Don’t skip over the dedications in books. They can be as illuminating as the stories they precede and shine an intriguing light on the author’s private life and loves:
The dedication to Jane Austen’s Emma reads: ‘To His Royal Highness The Prince Regent, This Work Is By His Royal Highness’s Permission, Most Respectfully Dedicated, By His Royal Highness’s Dutiful And Obedient Humble Servant, The Author.’
The Prince Regent was George Augustus Frederick, uncle of Queen Victoria and the eldest of George III’s children. He was self-indulgent and excessive. He drank, he spent vast sums of borrowed money and behaved irresponsibly. In one year alone, he was said to have spent £10,000 on clothes for himself and he was soon in £100,000 of debt. He married Maria Fitzherbert, a Roman Catholic, but, as the wedding had taken place without the king’s permission, it was declared an illegal marriage.
So, it was arranged that George should marry his cousin Princess Caroline. The union took place in 1795 but it was not to be a happy one. George had numerous affairs and many illegitimate children. He was made Prince Regent in 1811 and took the throne when his father died in January 1820.
elations between him and his wife were thinning. He barred her from attending his coronation, which made him deeply unpopular with the people, including Jane Austen, who was appalled by his behaviour. At that time, her books were penned anonymously but her identity had been revealed. When she met Dr Baillie (physician to her brother and, coincidentally, to the Prince Regent) in 1815, he told her that Prince George was a fan of her writing and arranged for her to meet the prince’s librarian, James Stanier Clarke. She was invited to Carlton House on Pall Mall in London for the meeting, where she was told by Clarke that she must dedicate her next book to the prince. Jane Austen felt she had no option but to agree.

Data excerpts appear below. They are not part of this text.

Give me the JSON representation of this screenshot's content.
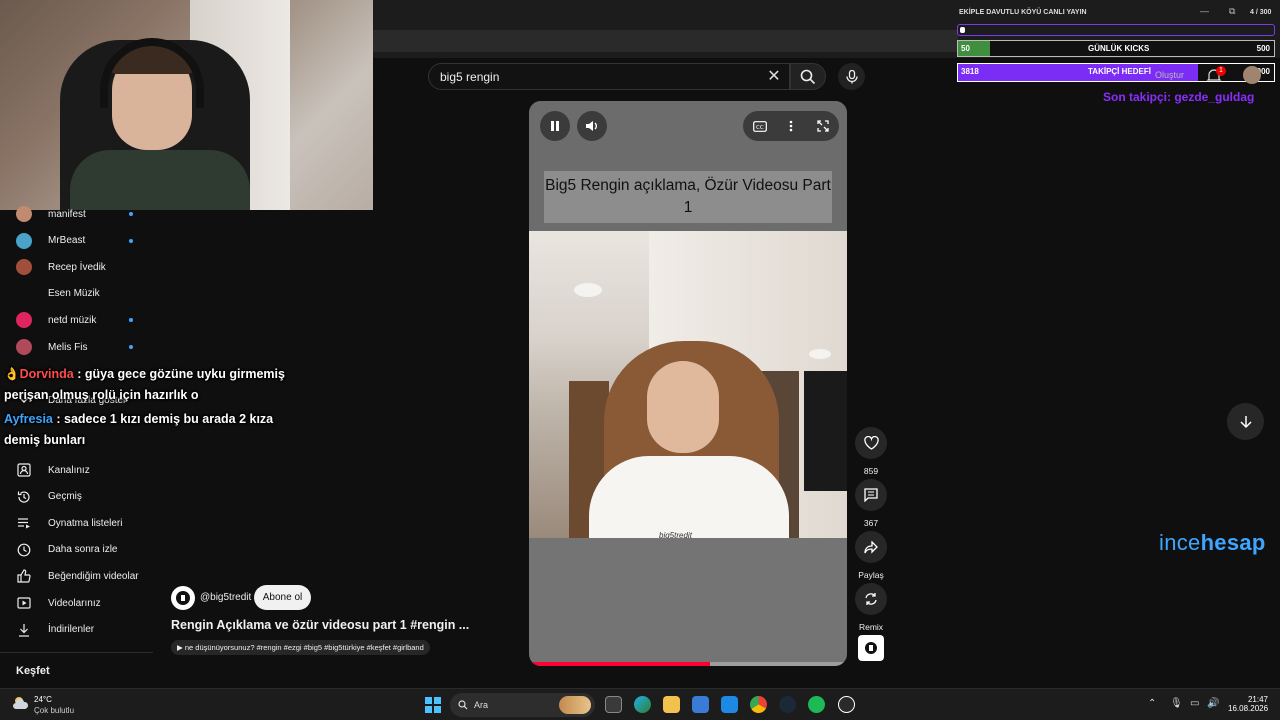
{
  "search": {
    "query": "big5 rengin"
  },
  "sidebar": {
    "subscriptions": [
      {
        "name": "manifest",
        "color": "#c28a6e",
        "dot": true
      },
      {
        "name": "MrBeast",
        "color": "#4aa3c8",
        "dot": true
      },
      {
        "name": "Recep İvedik",
        "color": "#a0503a",
        "dot": false
      },
      {
        "name": "Esen Müzik",
        "color": "#0f0f0f",
        "dot": false
      },
      {
        "name": "netd müzik",
        "color": "#e0245e",
        "dot": true
      },
      {
        "name": "Melis Fis",
        "color": "#b04a5a",
        "dot": true
      }
    ],
    "show_more": "Daha fazla göster",
    "you_items": [
      {
        "label": "Kanalınız",
        "icon": "channel-icon"
      },
      {
        "label": "Geçmiş",
        "icon": "history-icon"
      },
      {
        "label": "Oynatma listeleri",
        "icon": "playlist-icon"
      },
      {
        "label": "Daha sonra izle",
        "icon": "clock-icon"
      },
      {
        "label": "Beğendiğim videolar",
        "icon": "thumbs-up-icon"
      },
      {
        "label": "Videolarınız",
        "icon": "video-icon"
      },
      {
        "label": "İndirilenler",
        "icon": "download-icon"
      }
    ],
    "explore_title": "Keşfet"
  },
  "chat": [
    {
      "user": "Dorvinda",
      "message": ": güya gece gözüne uyku girmemiş perişan olmuş rolü için hazırlık o"
    },
    {
      "user": "Ayfresia",
      "message": ": sadece 1 kızı demiş bu arada 2 kıza demiş bunları"
    }
  ],
  "player": {
    "overlay_title": "Big5 Rengin açıklama, Özür Videosu Part 1",
    "watermark": "big5tredit",
    "progress": 0.57
  },
  "actions": {
    "likes": "859",
    "comments": "367",
    "share": "Paylaş",
    "remix": "Remix"
  },
  "video": {
    "channel": "@big5tredit",
    "subscribe": "Abone ol",
    "title": "Rengin Açıklama ve özür videosu part 1 #rengin ...",
    "tags": "▶ ne düşünüyorsunuz? #rengin #ezgi #big5 #big5türkiye #keşfet #girlband"
  },
  "overlay": {
    "stream_title": "EKİPLE DAVUTLU KÖYÜ CANLI YAYIN",
    "stream_count": "4 / 300",
    "kicks_value": "50",
    "kicks_label": "GÜNLÜK KICKS",
    "kicks_goal": "500",
    "kicks_progress": 0.1,
    "follow_value": "3818",
    "follow_label": "TAKİPÇİ HEDEFİ",
    "follow_goal": "5000",
    "follow_progress": 0.76,
    "last_follower": "Son takipçi: gezde_guldag",
    "create_label": "Oluştur",
    "notif_count": "1"
  },
  "brand": {
    "part1": "ince",
    "part2": "hesap"
  },
  "taskbar": {
    "temp": "24°C",
    "weather": "Çok bulutlu",
    "search": "Ara",
    "time": "21:47",
    "date": "16.08.2026"
  }
}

While Austen’s royal dedication was effectively done by force, Edmund Spenser saw an opportunity to ingratiate himself with royalty by dedicating his poem The Faerie Queen to Queen Elizabeth I: “To The Most High, Mighty and Magnificent Empress Renowned for Piety, Virtue and All Gracious Government Elizabeth.” He signed it: “Her Most Humble Servant Edmund Spenser.” It was a profitable decision on his part, as a year after its publication, Elizabeth I awarded him a lifetime pension of £50 per year, a princely sum in those days.
A lesson in book-dedication diplomacy could be learned from Elizabeth Rees-Williams, the Welsh socialite. She had been married to actor Richard Harris for 12 years, and actor Rex Harrison for four years, separating from him in 1975. When she published her autobiography, ‘Love, Honour and Dismay’ in 1976 she dedicated it to ‘RH’, keeping its true recipient deliberately vague.
This is perhaps a technique that Graham Greene could have adopted in order to protect the dignity of his wife. He dedicated his book ‘The End of the Affair’ to ‘C’ (or ‘To Catherine’ for the American edition).
Catherine Walston was an American, married to the wealthy British aristocrat Henry Walston. Graham Greene was married to Vivien Dayrell-Browning, and they had two children together, but he had many affairs throughout their marriage and was said to have had relations with 40 or 50 prostitutes. Catherine Walston, however, was his favourite mistress, who had an open relationship with her husband.
Catherine told Vivien that Greene’s books had inspired her to convert to Catholicism (as Greene himself had converted in order to marry Vivien) and when they all met, she asked if Greene could be her godfather. Greene immediately fell in love with Catherine and had an affair which inspired the plot of the book he dedicated to her. Ironically, she ended their affair six years after the book was published.
We find a more appropriate dedication to one’s goddaughter from C.S. Lewis in The Lion, the Witch and the Wardrobe. ‘My Dear Lucy, I wrote this story for you, but when I began it I had not realized that girls grow quicker than books. As a result you are already too old for fairy tales, and by the time it is printed and bound you will be older still.’ He closed his note by saying that she would be old enough to enjoy reading fairy tales again soon.
P.G. Wodehouse & Joan Rivers
Other authors have opted for a more humorous dedication. P.G. Wodehouse dedicated his book The Heart of a Goof: ‘To My Daughter Leonora Without Whose Never-Failing Sympathy and Encouragement This Book Would Have Been Finished In Half The Time.’ E. E. Cummings dedicated his collection of poetry No Thanks to all the publishers who turned it down. Joan Rivers’ autobiography Diary of a Mad Diva was dedicated to Kanye West ‘Because he’ll never f**kin’ read it.’
So before you jump straight to Chapter One, pause for a moment to see who the book is for, as it may just make you read it in a very different way.